BEIJING - In order to meet the challenge of opening up its oil product market to the outside world, China's oil refining and chemical industry now must focus on solving four major problems, say experts.

First, the growth in oil refining and chemical production capacity is not fully suited to the fast-growing market demand. A structural contradiction exists in the supply of and demand for oil products, with the ratio of production of diesel oil to petrol lower than the ratio of demand, and LNG and fuel oil comprising a chunk of imports.

Second, restrained by resources, the production of domestic oil and gas has slowed, with the shortage of oil for chemical use becoming increasingly pronounced.
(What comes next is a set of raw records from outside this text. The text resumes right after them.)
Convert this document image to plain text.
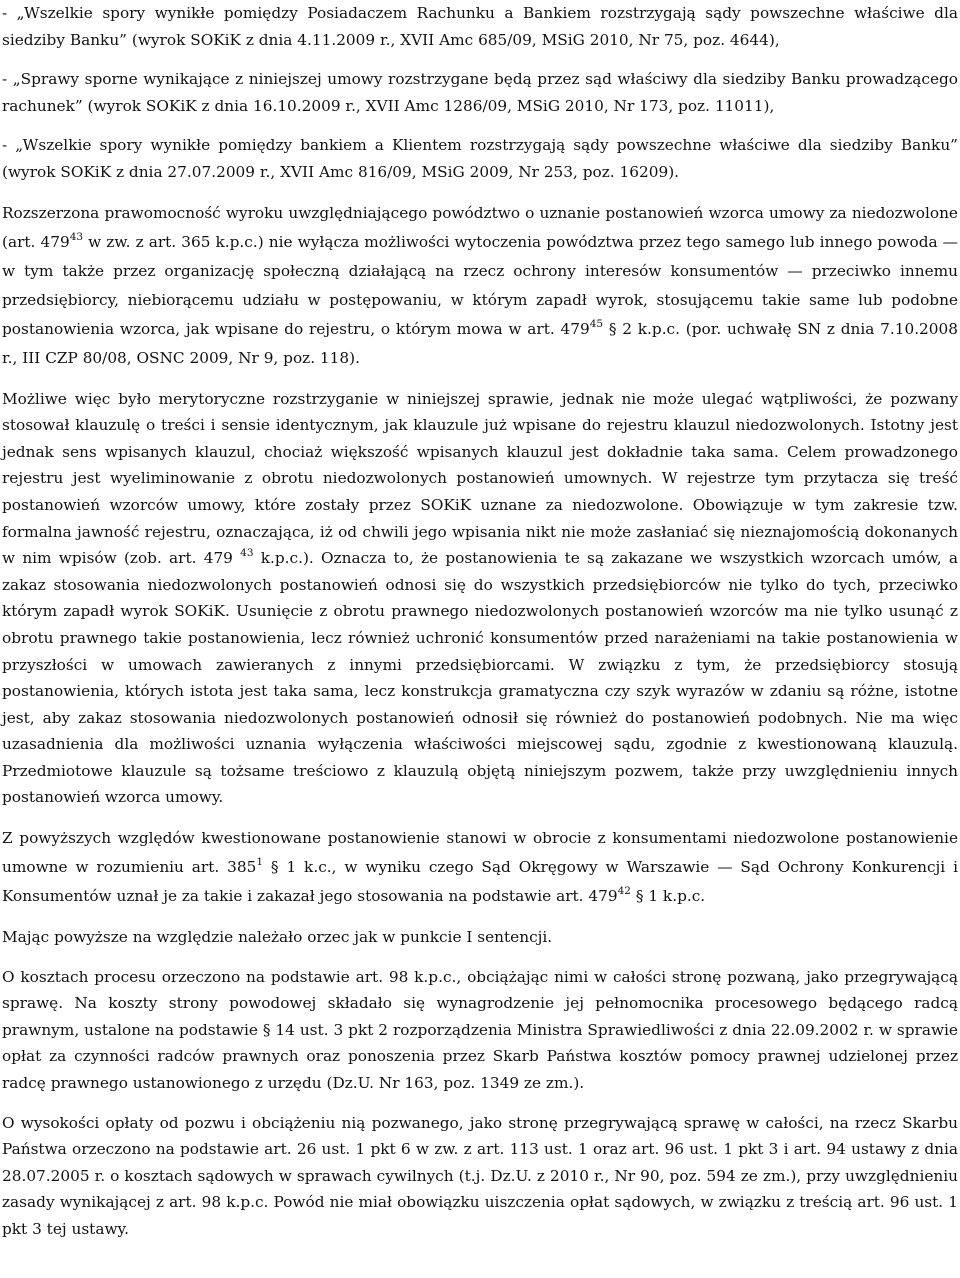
- „Wszelkie spory wynikłe pomiędzy Posiadaczem Rachunku a Bankiem rozstrzygają sądy powszechne właściwe dla siedziby Banku” (wyrok SOKiK z dnia 4.11.2009 r., XVII Amc 685/09, MSiG 2010, Nr 75, poz. 4644),
- „Sprawy sporne wynikające z niniejszej umowy rozstrzygane będą przez sąd właściwy dla siedziby Banku prowadzącego rachunek” (wyrok SOKiK z dnia 16.10.2009 r., XVII Amc 1286/09, MSiG 2010, Nr 173, poz. 11011),
- „Wszelkie spory wynikłe pomiędzy bankiem a Klientem rozstrzygają sądy powszechne właściwe dla siedziby Banku” (wyrok SOKiK z dnia 27.07.2009 r., XVII Amc 816/09, MSiG 2009, Nr 253, poz. 16209).
Rozszerzona prawomocność wyroku uwzględniającego powództwo o uznanie postanowień wzorca umowy za niedozwolone (art. $479^{43}$ w zw. z art. 365 k.p.c.) nie wyłącza możliwości wytoczenia powództwa przez tego samego lub innego powoda — w tym także przez organizację społeczną działającą na rzecz ochrony interesów konsumentów — przeciwko innemu przedsiębiorcy, niebiorącemu udziału w postępowaniu, w którym zapadł wyrok, stosującemu takie same lub podobne postanowienia wzorca, jak wpisane do rejestru, o którym mowa w art. $479^{45}$ § 2 k.p.c. (por. uchwałę SN z dnia 7.10.2008 r., III CZP 80/08, OSNC 2009, Nr 9, poz. 118).
Możliwe więc było merytoryczne rozstrzyganie w niniejszej sprawie, jednak nie może ulegać wątpliwości, że pozwany stosował klauzulę o treści i sensie identycznym, jak klauzule już wpisane do rejestru klauzul niedozwolonych. Istotny jest jednak sens wpisanych klauzul, chociaż większość wpisanych klauzul jest dokładnie taka sama. Celem prowadzonego rejestru jest wyeliminowanie z obrotu niedozwolonych postanowień umownych. W rejestrze tym przytacza się treść postanowień wzorców umowy, które zostały przez SOKiK uznane za niedozwolone. Obowiązuje w tym zakresie tzw. formalna jawność rejestru, oznaczająca, iż od chwili jego wpisania nikt nie może zasłaniać się nieznajomością dokonanych w nim wpisów (zob. art. 479 $^{43}$ k.p.c.). Oznacza to, że postanowienia te są zakazane we wszystkich wzorcach umów, a zakaz stosowania niedozwolonych postanowień odnosi się do wszystkich przedsiębiorców nie tylko do tych, przeciwko którym zapadł wyrok SOKiK. Usunięcie z obrotu prawnego niedozwolonych postanowień wzorców ma nie tylko usunąć z obrotu prawnego takie postanowienia, lecz również uchronić konsumentów przed narażeniami na takie postanowienia w przyszłości w umowach zawieranych z innymi przedsiębiorcami. W związku z tym, że przedsiębiorcy stosują postanowienia, których istota jest taka sama, lecz konstrukcja gramatyczna czy szyk wyrazów w zdaniu są różne, istotne jest, aby zakaz stosowania niedozwolonych postanowień odnosił się również do postanowień podobnych. Nie ma więc uzasadnienia dla możliwości uznania wyłączenia właściwości miejscowej sądu, zgodnie z kwestionowaną klauzulą. Przedmiotowe klauzule są tożsame treściowo z klauzulą objętą niniejszym pozwem, także przy uwzględnieniu innych postanowień wzorca umowy.
Z powyższych względów kwestionowane postanowienie stanowi w obrocie z konsumentami niedozwolone postanowienie umowne w rozumieniu art. $385^1$ § 1 k.c., w wyniku czego Sąd Okręgowy w Warszawie — Sąd Ochrony Konkurencji i Konsumentów uznał je za takie i zakazał jego stosowania na podstawie art. $479^{42}$ § 1 k.p.c.
Mając powyższe na względzie należało orzec jak w punkcie I sentencji.
O kosztach procesu orzeczono na podstawie art. 98 k.p.c., obciążając nimi w całości stronę pozwaną, jako przegrywającą sprawę. Na koszty strony powodowej składało się wynagrodzenie jej pełnomocnika procesowego będącego radcą prawnym, ustalone na podstawie § 14 ust. 3 pkt 2 rozporządzenia Ministra Sprawiedliwości z dnia 22.09.2002 r. w sprawie opłat za czynności radców prawnych oraz ponoszenia przez Skarb Państwa kosztów pomocy prawnej udzielonej przez radcę prawnego ustanowionego z urzędu (Dz.U. Nr 163, poz. 1349 ze zm.).
O wysokości opłaty od pozwu i obciążeniu nią pozwanego, jako stronę przegrywającą sprawę w całości, na rzecz Skarbu Państwa orzeczono na podstawie art. 26 ust. 1 pkt 6 w zw. z art. 113 ust. 1 oraz art. 96 ust. 1 pkt 3 i art. 94 ustawy z dnia 28.07.2005 r. o kosztach sądowych w sprawach cywilnych (t.j. Dz.U. z 2010 r., Nr 90, poz. 594 ze zm.), przy uwzględnieniu zasady wynikającej z art. 98 k.p.c. Powód nie miał obowiązku uiszczenia opłat sądowych, w związku z treścią art. 96 ust. 1 pkt 3 tej ustawy.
Third, the market share of home-made petrochemical products will be affected by low-duty import products in future.

Fourth, the production of clean fuel and environment-friendly petrochemicals will add investment and cost pressure on producers.

In an attempt to sharpen the competitive edge of China's oil refining and petrochemical industries and raise their overall capacity, the country has placed greater efforts on structural readjustment and technological renovation. As a result, the industrial structure and production distribution has improved remarkably.

Statistics illustrate that China now owns seven, 10 million-ton refining plants, has built a batch of large petroleum and chemical production bases like Daqing, Jinshan, Yangtze and Yanshan, and formed 100,000-ton and 200,000-ton oil wharf groups with oil tanks having a total capacity of 38.9 million cubic meters.